Les
logiciels Forge : un projet de recherche de longue haleine.
Au début des années 1980,
face à un projet concurrent soutenu par l'industrie
américaine, un mécanisme original de financement
est mis en place : un consortium de grands industriels
français est créé avec un soutien public
et un dispositif original de gestion de la propriété
industrielle. ARMINES
reste propriétaire des résultats et confie
à sa filiale TRANSVALOR
SA l'industrialisation des produits et sa commercialisation
au niveau mondial, assurant ainsi la pérennité
des logiciels. En revanche, les industriels faisant partie
du consortium français bénéficient
pour un temps limité de l'exclusivité des
résultats et des améliorations obtenues par
la recherche.
En 2001, le projet SIMULFORGE, associant ARMINES,
TRANSVALOR SA et un nouveau consortium d'industriels français
permet de poursuivre l'évolution du logiciel. Il
est soutenu par la DIGITIP du Ministère des Finances
et de l'Industrie dans le cadre du Programme de R&D
" Performance ".
Un
grand succès international sur une niche technologique.
Les logiciels FORGE 2 et FORGE 3 s'imposent comme
la référence mondiale du domaine, devant leurs
compétiteurs américains.
Ils contribuent efficacement à la compétitivité
de la filière de la forge française avec un
impact sur l'ensemble des grandes activités industrielles
de la mécanique (automobile, aéronautique,
aérospatial, micromécanique, etc..).
C'est un exemple de succès d'un projet de recherche
finalisé faisant appel à des notions théoriques
de pointe, associant un centre de recherche commun à
une SRC et à un établissement d'enseignement
supérieur ainsi que des industriels.
C'est un exemple de la réussite du couplage de
financements publics et privés sur un sujet générique
que l'industrie privée n'aurait pas pu développer
seule. Aujourd'hui, grâce à la qualité
de la technologie et aux efforts commerciaux déployés,
le logiciel FORGE 3 est numéro 1 en France,
en Allemagne et en Italie et en passe de le devenir aux
Etats-Unis et au Japon. En 2001, près de 65 % des
ventes se sont faites à l'export (dont 15% au Japon,
20% aux Etats-Unis, 25% en Allemagne ...) pour un CA de
2,3 M€.
En France, AEROSPATIALE, PEUGEOT, PECHINEY, RENAULT, ARCELOR,
LEGRAND, SNECMA, etc
, sont équipés.
Dans le reste du monde, ROLLS-ROYCE, MERCEDES, THYSSEN-KRUPP,
TOYOTA, HONDA, les grands sous-traitants de firmes comme
BOEING, FORD, GM, etc
sont passés à
FORGE 3, en suivant l'exemple français.
Un
réseau d'acteurs de haut niveau, mis efficacement
en situation.
Une
équipe d'une dizaine de chercheurs du CEMEF,
comprenant plusieurs doctorants, associée à
l'équipe de près de 20 personnes de TRANSVALOR
SA, ingénieurs et chercheurs, assurent la progression
du logiciel et son succès en France et à l'étranger.

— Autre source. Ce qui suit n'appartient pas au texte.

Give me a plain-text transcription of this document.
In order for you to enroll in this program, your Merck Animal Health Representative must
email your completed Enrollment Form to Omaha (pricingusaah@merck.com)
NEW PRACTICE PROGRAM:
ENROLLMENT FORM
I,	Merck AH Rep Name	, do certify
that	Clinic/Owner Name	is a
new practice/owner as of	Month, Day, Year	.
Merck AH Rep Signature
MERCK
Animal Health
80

Depuis l'origine, soixante docteurs ont été
formés au CEMEF en contribuant au développement
des logiciels FORGE, et ont rejoint l'industrie,
une fois leur compétences développées
et acquises. Ce projet s'est aussi révélé
être un formidable outil de formation par la recherche
et de transfert technologique vers l'industrie par les hommes
et les compétences.
Conclusion
: création de vingt emplois salariés de
haute technicité tournés vers l'export.
Cette aventure est un exemple riche d'enseignements à
un moment où les pouvoirs publics encouragent vivement
la création d'entreprises et d'activité économique
à partir des laboratoires.
La
réussite :
des femmes et des hommes de conviction et de qualité
mis en situation par des structures de valorisation de la
recherche et un management adapté de l'interface
centre de recherche- structure de valorisation.